Dieser Aderlaß der libanesischen Bildungsschicht beginnt im Zedernland verheerende Folgen für die wirtschaftliche und kulturelle Entwicklung zu zeigen. Dadurch droht dem Libanon der Verlust seines bisherigen Kapitals innerhalb der arabischen Länder, nämlich seiner qualifizierten Arbeitskräfte und seiner kreativen Menschen.
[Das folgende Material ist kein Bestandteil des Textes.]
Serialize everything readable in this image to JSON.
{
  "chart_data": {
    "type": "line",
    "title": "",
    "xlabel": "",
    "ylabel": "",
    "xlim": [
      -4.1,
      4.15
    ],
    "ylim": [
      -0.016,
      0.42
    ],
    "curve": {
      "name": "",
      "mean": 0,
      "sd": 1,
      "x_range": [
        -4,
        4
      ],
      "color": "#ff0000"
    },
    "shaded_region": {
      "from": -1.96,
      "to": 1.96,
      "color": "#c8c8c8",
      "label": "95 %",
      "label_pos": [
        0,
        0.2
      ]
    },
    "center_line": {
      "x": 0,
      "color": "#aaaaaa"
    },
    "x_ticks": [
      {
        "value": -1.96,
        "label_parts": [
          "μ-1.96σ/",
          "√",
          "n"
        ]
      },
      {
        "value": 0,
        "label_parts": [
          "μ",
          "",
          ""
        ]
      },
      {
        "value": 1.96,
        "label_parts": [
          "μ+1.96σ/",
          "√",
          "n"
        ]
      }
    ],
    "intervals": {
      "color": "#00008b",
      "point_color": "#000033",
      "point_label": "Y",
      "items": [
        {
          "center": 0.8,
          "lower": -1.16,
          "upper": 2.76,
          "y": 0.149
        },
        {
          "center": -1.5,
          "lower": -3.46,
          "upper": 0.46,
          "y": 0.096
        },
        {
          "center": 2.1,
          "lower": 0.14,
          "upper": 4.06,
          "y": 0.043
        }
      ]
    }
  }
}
Die Ausbildungskosten für einen Studenten belaufen sich an den privaten Hochschulen im Libanon auf insgesamt etwa 80.000 Dollar. Innerhalb der letzten 25 Jahre hat der Libanon 19 Mrd. Dollar für die Ausbildung seiner Studenten ausgegeben. Anstatt ihr Land zu entwickeln, wandern sie aber aus, um anderen Ländern zu dienen. Ein Beiruter Statistikinstitut unter der Leitung von Dr. Anis Abi Farah stellte fest, daß der Libanon zwischen 1875 – 1996 vierzig Mrd. Dollar für seine Auswanderer bezahlt hat. Das sind 300% seines damaligen Bruttosozialprodukts. Mit diesem verlorenen ist das Zedernland für Jahrzehnte zurückge-worfen.

Während eines Besuchs der Universität von Kaslik (USEK) sagte mir Pater Louis Ferch, Dekan der Fakultät für Betriebswirtschaft: “Wir bilden unsere jungen Leute für das Ausland aus. Das Schmerzhafte dabei ist, daß wir es auch bezahlen müssen.” Sollte diese Tendenz andauern, verlieren die Christen im Libanon einen großen Teil ihrer jungen Elite.
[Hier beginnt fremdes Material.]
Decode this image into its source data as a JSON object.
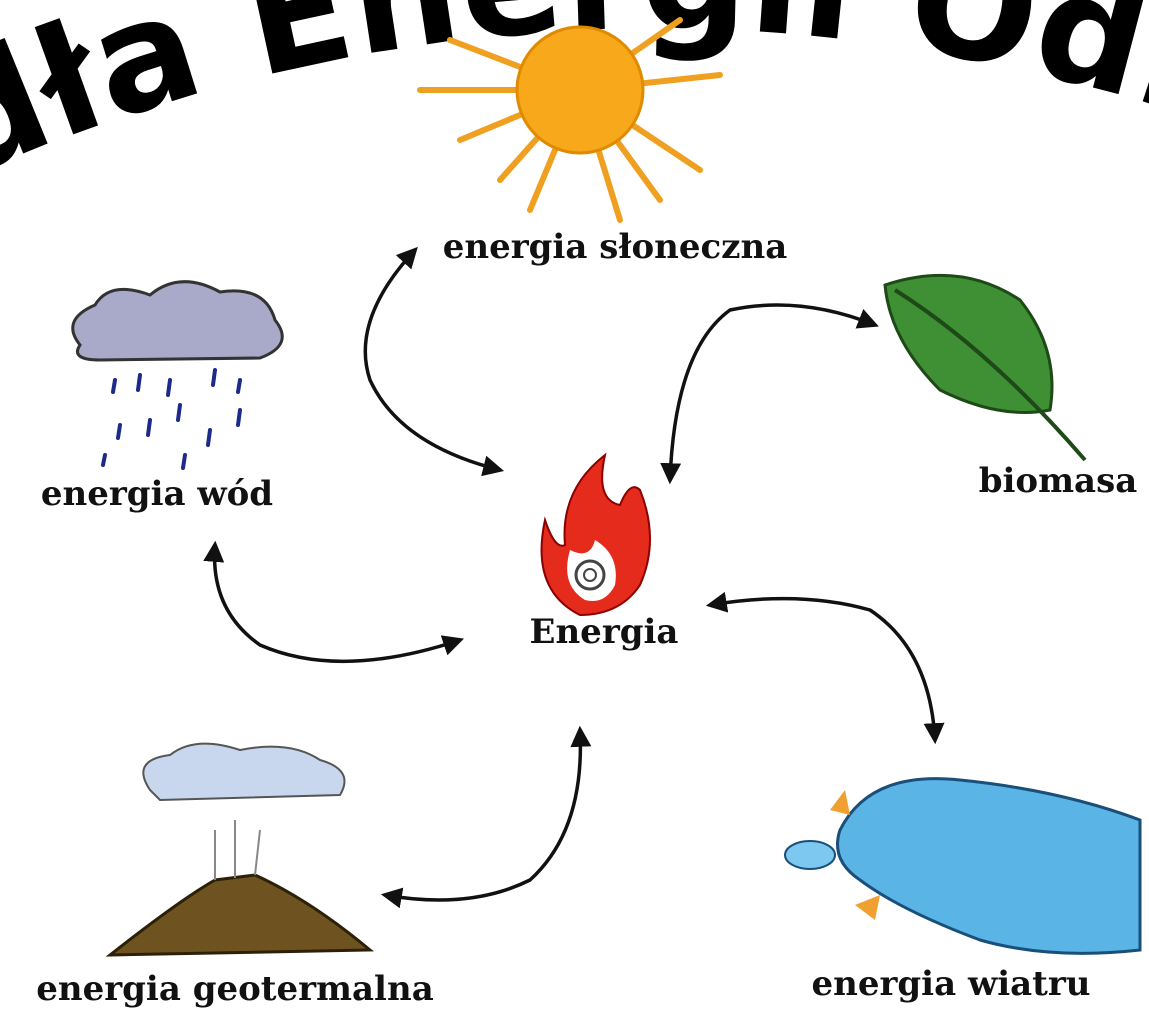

Da die Lage im Nahen Osten auch anderswo nicht besser ist, stellt sich die Frage nach der Zukunft des Christentums in dieser Region. Bis jetzt verließen seit 1991 mehr als 100.000 Christen wegen des 2. Golfkriegs und des darauf folgenden Embargos den Irak. Seit der israelischen Besatzung von Ostjerusalem 1967 wanderten allein aus der Heiligen Stadt 67.000 Christen aus. Der Tur Abdin ist von Christen fast entleert worden und dem Bericht von Shabo Talay zufolge (TALAY, Shabo: Bericht über die Lage der Apostolischen Kirche des Ostens in Syrien. In: Martin TAMCKE und Andreas HEINZ (Hrsg.): Zu Geschichte, Theologie, Liturgie und Gegenwartslage der Syrischen Kirchen. Studien zur orientalischen Kirchengeschichte 9. Hamburg 2000. S. 460-461.) wandern immer mehr Assyrer aus der Khaburregion in Syrien aus. 5.000 Christen mußten den Südlibanon verlassen, nachdem die israelische Armee plötzlich die sogenannte “Sicherheitszone” räumen mußte, etc. …
Ist es möglich, diese Auswanderungsbewegung im Nahen Osten noch anzuhalten und die Lage der dort noch lebenden Christen zu stabilisieren?
Zur Zeit gibt dafür nur wenig Chancen.